14世紀ごろまでは現在シンガポールが位置する場所に正式な国は存在していませんでしたが、マラッカ海峡の玄関口であるシンガポール付近は、主に外国の交易船の停泊所として利用されていたり、海賊が住んでいたといわれています。 その後、当時隆盛を極めていたオランダ・ポルトガルの支配下に置かれますが、19世紀になると英・東インド会社による植民地支配がスタート。近代シンガポールの父ともいわれるトーマス・ラッフルズがシンガポールの立地・アクセスの良さに目をつけ都市化を進めます。このようにイギリスと深い結びつきがあるシンガポールは、太平洋戦争時に日本軍に攻撃され、宗主国であったイギリスはシンガポールを手放します。日本はシンガポールを「昭南島」と改名。後の暴動を抑えるために、反日感情をもっていた中華系民族などに徹底的な弾圧を行いました。その後、日本の敗戦によりシンガポールは再びイギリス領に戻りますが、今度は独立運動が激化。シンガポールで大多数を占める2大民族であるマレー系・中華系人民は、政治面でこそ対立しましたが、1965年、英連邦加盟国というかたちで独立を達成。シンガポールが誕生しました。 その後、アジア諸国へのアクセスの良さや、無関税の自由港であったことを理由に、貿易・金融市場を大幅に発展させることに成功。
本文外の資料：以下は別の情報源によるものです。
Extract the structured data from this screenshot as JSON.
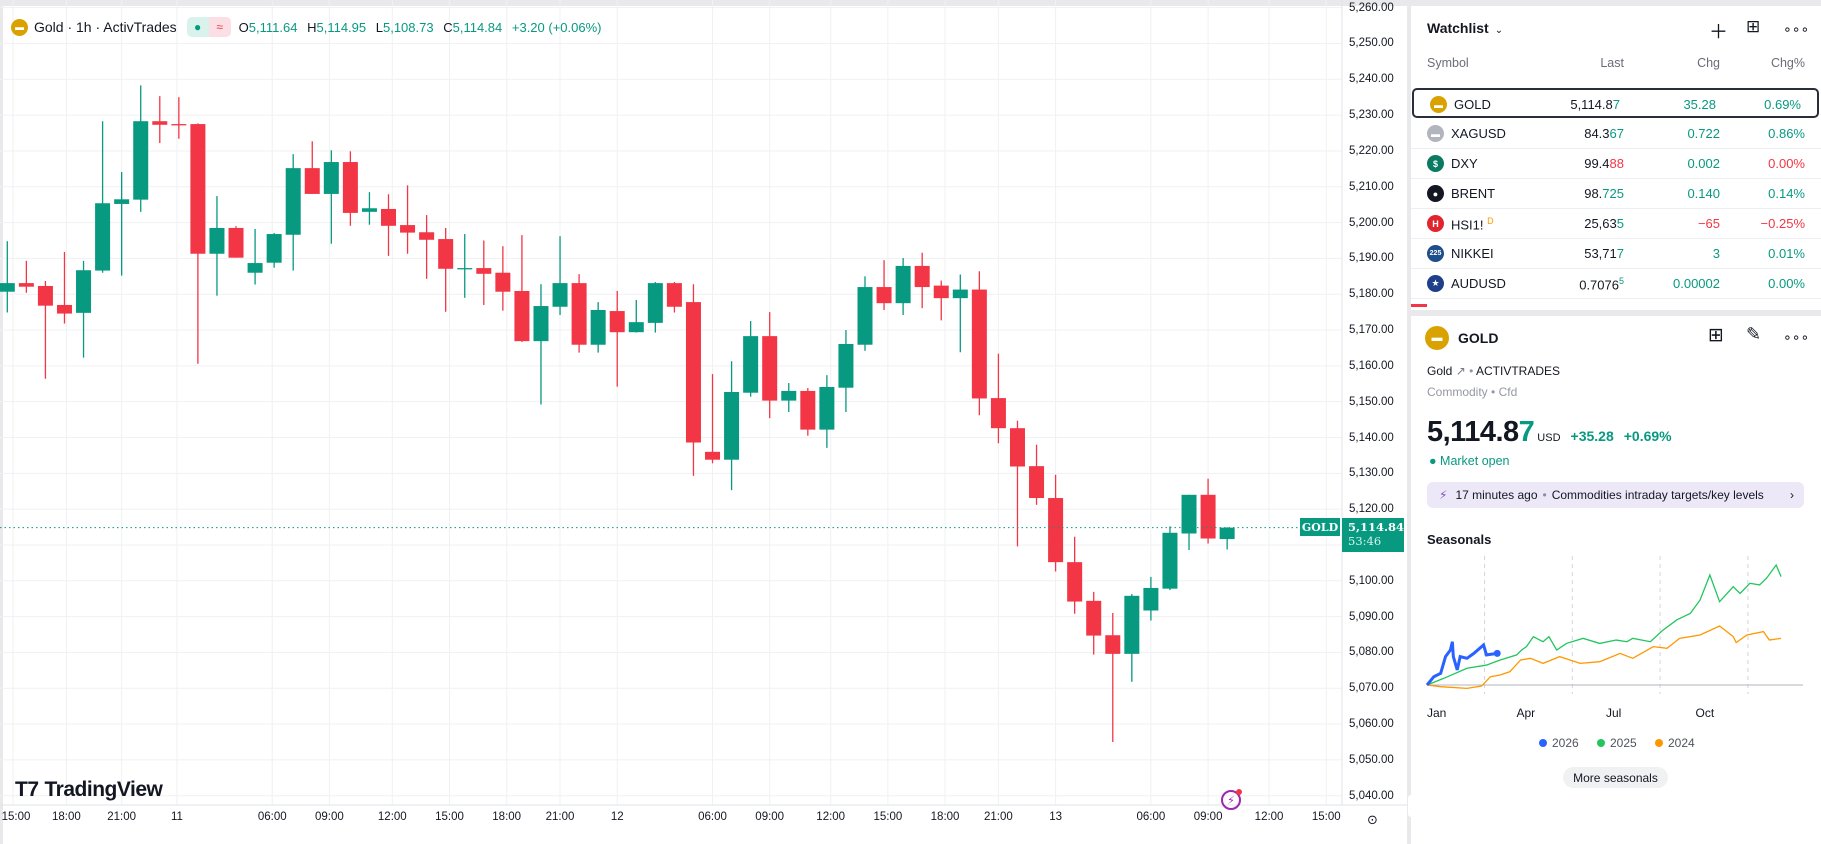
{
  "chart": {
    "legend": {
      "icon": "gold-bars-icon",
      "title": "Gold · 1h · ActivTrades",
      "open_label": "O",
      "open": "5,111.64",
      "high_label": "H",
      "high": "5,114.95",
      "low_label": "L",
      "low": "5,108.73",
      "close_label": "C",
      "close": "5,114.84",
      "change": "+3.20 (+0.06%)"
    },
    "symbol_tag": "GOLD",
    "last_price": "5,114.84",
    "last_price_value": 5114.84,
    "countdown": "53:46",
    "logo": "TradingView",
    "colors": {
      "up": "#089981",
      "down": "#f23645"
    },
    "price_ticks": [
      "5,260.00",
      "5,250.00",
      "5,240.00",
      "5,230.00",
      "5,220.00",
      "5,210.00",
      "5,200.00",
      "5,190.00",
      "5,180.00",
      "5,170.00",
      "5,160.00",
      "5,150.00",
      "5,140.00",
      "5,130.00",
      "5,120.00",
      "5,100.00",
      "5,090.00",
      "5,080.00",
      "5,070.00",
      "5,060.00",
      "5,050.00",
      "5,040.00"
    ],
    "time_ticks": [
      {
        "label": "15:00",
        "bar": 1.3
      },
      {
        "label": "18:00",
        "bar": 4.1
      },
      {
        "label": "21:00",
        "bar": 7
      },
      {
        "label": "11",
        "bar": 9.9
      },
      {
        "label": "06:00",
        "bar": 14.9
      },
      {
        "label": "09:00",
        "bar": 17.9
      },
      {
        "label": "12:00",
        "bar": 21.2
      },
      {
        "label": "15:00",
        "bar": 24.2
      },
      {
        "label": "18:00",
        "bar": 27.2
      },
      {
        "label": "21:00",
        "bar": 30
      },
      {
        "label": "12",
        "bar": 33
      },
      {
        "label": "06:00",
        "bar": 38
      },
      {
        "label": "09:00",
        "bar": 41
      },
      {
        "label": "12:00",
        "bar": 44.2
      },
      {
        "label": "15:00",
        "bar": 47.2
      },
      {
        "label": "18:00",
        "bar": 50.2
      },
      {
        "label": "21:00",
        "bar": 53
      },
      {
        "label": "13",
        "bar": 56
      },
      {
        "label": "06:00",
        "bar": 61
      },
      {
        "label": "09:00",
        "bar": 64
      },
      {
        "label": "12:00",
        "bar": 67.2
      },
      {
        "label": "15:00",
        "bar": 70.2
      }
    ]
  },
  "chart_data": {
    "type": "candlestick",
    "title": "Gold · 1h · ActivTrades",
    "ylim": [
      5037,
      5261
    ],
    "ohlc": [
      [
        5180.7,
        5194.8,
        5174.9,
        5183.1
      ],
      [
        5183.1,
        5189.3,
        5180.4,
        5182.1
      ],
      [
        5182.3,
        5183.7,
        5156.4,
        5176.8
      ],
      [
        5177,
        5191.8,
        5171.8,
        5174.6
      ],
      [
        5174.8,
        5189.3,
        5162.3,
        5186.7
      ],
      [
        5186.6,
        5228.3,
        5186,
        5205.4
      ],
      [
        5205.2,
        5214.1,
        5185.2,
        5206.5
      ],
      [
        5206.4,
        5238.3,
        5203,
        5228.3
      ],
      [
        5228.3,
        5235.3,
        5222.2,
        5227.3
      ],
      [
        5227.5,
        5235,
        5223.4,
        5227.4
      ],
      [
        5227.5,
        5227.7,
        5160.6,
        5191.3
      ],
      [
        5191.3,
        5207.4,
        5179.6,
        5198.5
      ],
      [
        5198.5,
        5199,
        5190.2,
        5190.2
      ],
      [
        5186,
        5198.2,
        5182.7,
        5188.7
      ],
      [
        5188.8,
        5197.1,
        5187.4,
        5196.8
      ],
      [
        5196.6,
        5219.1,
        5186.6,
        5215.2
      ],
      [
        5215.2,
        5222.7,
        5208,
        5208
      ],
      [
        5208,
        5220.2,
        5194.1,
        5216.9
      ],
      [
        5216.9,
        5219.9,
        5199.1,
        5202.7
      ],
      [
        5203,
        5208.5,
        5199.4,
        5204
      ],
      [
        5203.8,
        5207.9,
        5190.7,
        5199.1
      ],
      [
        5199.3,
        5210.4,
        5191.3,
        5197.2
      ],
      [
        5197.3,
        5202.1,
        5184.3,
        5195.2
      ],
      [
        5195.4,
        5198.5,
        5175.1,
        5187.1
      ],
      [
        5187.1,
        5196.8,
        5179,
        5187.3
      ],
      [
        5187.3,
        5195,
        5177,
        5185.7
      ],
      [
        5186,
        5193.4,
        5175.4,
        5180.7
      ],
      [
        5180.9,
        5196.5,
        5166.7,
        5166.9
      ],
      [
        5166.9,
        5182.8,
        5149.2,
        5176.7
      ],
      [
        5176.5,
        5196.2,
        5174.2,
        5183.1
      ],
      [
        5183.1,
        5185.6,
        5163.7,
        5165.9
      ],
      [
        5165.9,
        5177.8,
        5163.7,
        5175.6
      ],
      [
        5175.3,
        5180.9,
        5154.2,
        5169.4
      ],
      [
        5169.4,
        5178.4,
        5169.3,
        5172.2
      ],
      [
        5172,
        5183.4,
        5169.3,
        5183.1
      ],
      [
        5183.1,
        5183.4,
        5174.9,
        5176.5
      ],
      [
        5177.8,
        5182.8,
        5129.3,
        5138.6
      ],
      [
        5136,
        5157.7,
        5132.8,
        5133.8
      ],
      [
        5133.8,
        5161.3,
        5125.3,
        5152.7
      ],
      [
        5152.5,
        5172.5,
        5151.4,
        5168.3
      ],
      [
        5168.3,
        5175,
        5145.4,
        5150.3
      ],
      [
        5150.3,
        5155.2,
        5147.1,
        5153
      ],
      [
        5153,
        5153.8,
        5140.5,
        5142.2
      ],
      [
        5142.2,
        5157.4,
        5137.1,
        5154.1
      ],
      [
        5153.9,
        5170,
        5147.1,
        5166.1
      ],
      [
        5165.9,
        5185,
        5164.2,
        5182
      ],
      [
        5182,
        5189.5,
        5175.6,
        5177.5
      ],
      [
        5177.5,
        5190.1,
        5174.2,
        5187.9
      ],
      [
        5187.9,
        5191.6,
        5176.1,
        5182
      ],
      [
        5182.4,
        5183.8,
        5172.7,
        5178.9
      ],
      [
        5178.9,
        5185.5,
        5163.8,
        5181.3
      ],
      [
        5181.3,
        5186.4,
        5146.2,
        5150.9
      ],
      [
        5151,
        5163.4,
        5138.4,
        5142.6
      ],
      [
        5142.6,
        5144.7,
        5109.6,
        5131.9
      ],
      [
        5132,
        5138,
        5121.2,
        5123.1
      ],
      [
        5123.1,
        5129.6,
        5102.6,
        5105.2
      ],
      [
        5105.2,
        5112.3,
        5090.8,
        5094.2
      ],
      [
        5094.4,
        5096.9,
        5079.4,
        5084.7
      ],
      [
        5084.8,
        5091,
        5055,
        5079.6
      ],
      [
        5079.6,
        5096.3,
        5071.8,
        5095.8
      ],
      [
        5091.7,
        5101.1,
        5088.9,
        5098
      ],
      [
        5097.8,
        5115.2,
        5097.4,
        5113.4
      ],
      [
        5113.2,
        5124,
        5108.6,
        5124
      ],
      [
        5124,
        5128.5,
        5110.4,
        5111.8
      ],
      [
        5111.64,
        5114.95,
        5108.73,
        5114.84
      ]
    ]
  },
  "watchlist": {
    "title": "Watchlist",
    "add_icon": "plus-icon",
    "layout_icon": "table-icon",
    "more_icon": "more-icon",
    "columns": {
      "symbol": "Symbol",
      "last": "Last",
      "chg": "Chg",
      "chgp": "Chg%"
    },
    "rows": [
      {
        "symbol": "GOLD",
        "icon": "gold-icon",
        "icon_color": "#d9a200",
        "icon_text": "▬",
        "last_base": "5,114.8",
        "last_hi": "7",
        "hi_dir": "g",
        "chg": "35.28",
        "chgp": "0.69%",
        "dir": "g",
        "chgp_dir": "g",
        "selected": true
      },
      {
        "symbol": "XAGUSD",
        "icon": "silver-icon",
        "icon_color": "#b2b5be",
        "icon_text": "▬",
        "last_base": "84.3",
        "last_hi": "67",
        "hi_dir": "g",
        "chg": "0.722",
        "chgp": "0.86%",
        "dir": "g",
        "chgp_dir": "g"
      },
      {
        "symbol": "DXY",
        "icon": "dollar-icon",
        "icon_color": "#0b7a63",
        "icon_text": "$",
        "last_base": "99.4",
        "last_hi": "88",
        "hi_dir": "r",
        "chg": "0.002",
        "chgp": "0.00%",
        "dir": "g",
        "chgp_dir": "r"
      },
      {
        "symbol": "BRENT",
        "icon": "oil-drop-icon",
        "icon_color": "#131722",
        "icon_text": "●",
        "last_base": "98.",
        "last_hi": "725",
        "hi_dir": "g",
        "chg": "0.140",
        "chgp": "0.14%",
        "dir": "g",
        "chgp_dir": "g"
      },
      {
        "symbol": "HSI1!",
        "badge": "D",
        "icon": "hsi-icon",
        "icon_color": "#e0252f",
        "icon_text": "H",
        "last_base": "25,63",
        "last_hi": "5",
        "hi_dir": "g",
        "chg": "−65",
        "chgp": "−0.25%",
        "dir": "r",
        "chgp_dir": "r"
      },
      {
        "symbol": "NIKKEI",
        "icon": "nikkei-225-icon",
        "icon_color": "#1f4f8b",
        "icon_text": "225",
        "last_base": "53,71",
        "last_hi": "7",
        "hi_dir": "g",
        "chg": "3",
        "chgp": "0.01%",
        "dir": "g",
        "chgp_dir": "g"
      },
      {
        "symbol": "AUDUSD",
        "icon": "aud-usd-flag-icon",
        "icon_color": "#1f3f8b",
        "icon_text": "★",
        "last_base": "0.7076",
        "last_hi": "5",
        "hi_dir": "g",
        "sup": true,
        "chg": "0.00002",
        "chgp": "0.00%",
        "dir": "g",
        "chgp_dir": "g"
      }
    ]
  },
  "details": {
    "symbol": "GOLD",
    "name": "Gold",
    "exchange": "ACTIVTRADES",
    "type": "Commodity",
    "subtype": "Cfd",
    "price_base": "5,114.8",
    "price_hi": "7",
    "currency": "USD",
    "change": "+35.28",
    "change_pct": "+0.69%",
    "status": "Market open",
    "news": {
      "time": "17 minutes ago",
      "headline": "Commodities intraday targets/key levels"
    },
    "seasonals_title": "Seasonals",
    "months": [
      "Jan",
      "Apr",
      "Jul",
      "Oct"
    ],
    "more_button": "More seasonals",
    "seasonals": {
      "x_unit": "day of year",
      "y_unit": "% change",
      "ylim": [
        -5,
        72
      ],
      "series": [
        {
          "name": "2026",
          "color": "#2962ff",
          "points": [
            [
              0,
              0
            ],
            [
              7,
              4.9
            ],
            [
              14,
              6.9
            ],
            [
              19,
              16.8
            ],
            [
              24,
              20.7
            ],
            [
              26,
              25.6
            ],
            [
              27,
              16.8
            ],
            [
              31,
              8.9
            ],
            [
              34,
              16.8
            ],
            [
              41,
              15.8
            ],
            [
              48,
              18.7
            ],
            [
              58,
              23.7
            ],
            [
              61,
              17.8
            ],
            [
              72,
              18.7
            ]
          ]
        },
        {
          "name": "2025",
          "color": "#22c55e",
          "points": [
            [
              0,
              0
            ],
            [
              17,
              3.9
            ],
            [
              41,
              9.9
            ],
            [
              61,
              11.8
            ],
            [
              75,
              14.8
            ],
            [
              92,
              17.8
            ],
            [
              97,
              20.7
            ],
            [
              102,
              22.7
            ],
            [
              109,
              28.6
            ],
            [
              119,
              25.6
            ],
            [
              125,
              28.6
            ],
            [
              133,
              20.7
            ],
            [
              143,
              24.6
            ],
            [
              160,
              27.6
            ],
            [
              177,
              24.6
            ],
            [
              194,
              26.6
            ],
            [
              205,
              25.6
            ],
            [
              211,
              27.6
            ],
            [
              229,
              25.6
            ],
            [
              242,
              32.5
            ],
            [
              256,
              38.5
            ],
            [
              270,
              42.4
            ],
            [
              280,
              50.3
            ],
            [
              290,
              65.1
            ],
            [
              300,
              49.3
            ],
            [
              314,
              58.2
            ],
            [
              321,
              54.2
            ],
            [
              331,
              60.2
            ],
            [
              341,
              59.2
            ],
            [
              348,
              63.1
            ],
            [
              358,
              71
            ],
            [
              363,
              64.1
            ]
          ]
        },
        {
          "name": "2024",
          "color": "#ff9800",
          "points": [
            [
              0,
              0
            ],
            [
              14,
              -1
            ],
            [
              41,
              -2
            ],
            [
              56,
              -0.6
            ],
            [
              65,
              4.9
            ],
            [
              75,
              5.9
            ],
            [
              85,
              7.9
            ],
            [
              96,
              14.8
            ],
            [
              106,
              15.8
            ],
            [
              119,
              12.8
            ],
            [
              136,
              16.8
            ],
            [
              157,
              12.8
            ],
            [
              177,
              13.8
            ],
            [
              198,
              18.7
            ],
            [
              211,
              15.8
            ],
            [
              232,
              22.7
            ],
            [
              246,
              21.7
            ],
            [
              259,
              27.6
            ],
            [
              280,
              29.6
            ],
            [
              300,
              34.9
            ],
            [
              314,
              28.6
            ],
            [
              317,
              25.1
            ],
            [
              328,
              29.6
            ],
            [
              345,
              31.6
            ],
            [
              351,
              26.6
            ],
            [
              363,
              27.6
            ]
          ]
        }
      ]
    }
  }
}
観光地としてもマリーナベイサンズが世界的な人気を集めており、カジノの国としても多くの観光客を魅了しています。

<参照>

  • 外務省:シンガポール共和国(Republic of Singapore)
  • 明石書店出版:田村麗子著「シンガポールを知るための65章」

シンガポール宗教観

2015年時点で国民の約74%が華人であるシンガポールでは、長年仏教と道教が最大の割合を占めていました。しかし、近年ではどちらの宗教も信仰者が減っています。1980年の時点で道教はシンガポール国民のうち30%の信仰者を抱えていましたが、2015年にはその数は10%にまで下がっています。仏教とも2000年に43%と最大に増えた後、2015年には33%と縮小しました。 一方、最近シンガポールで増え始めているのはキリスト教徒です。1980年にはシンガポールの人口の10%がキリスト教を信仰していましたが、2015年にはその数は19%にまで増えました。背景には華人の間で英語教育が進んだことがあると考えられます。 シンガポールの国勢調査によると、2010年段階ではもっとも多いのが仏教徒(33.3%)となっており、次点にキリスト教徒(18.3%)が続きます。その他にもイスラム教徒(14.7%)、道教徒(10.9%)なども混在しているため、訪日シンガポール人と接する際には、宗教上のマナー・タブーとされていることに理解を深めておくことが重要です。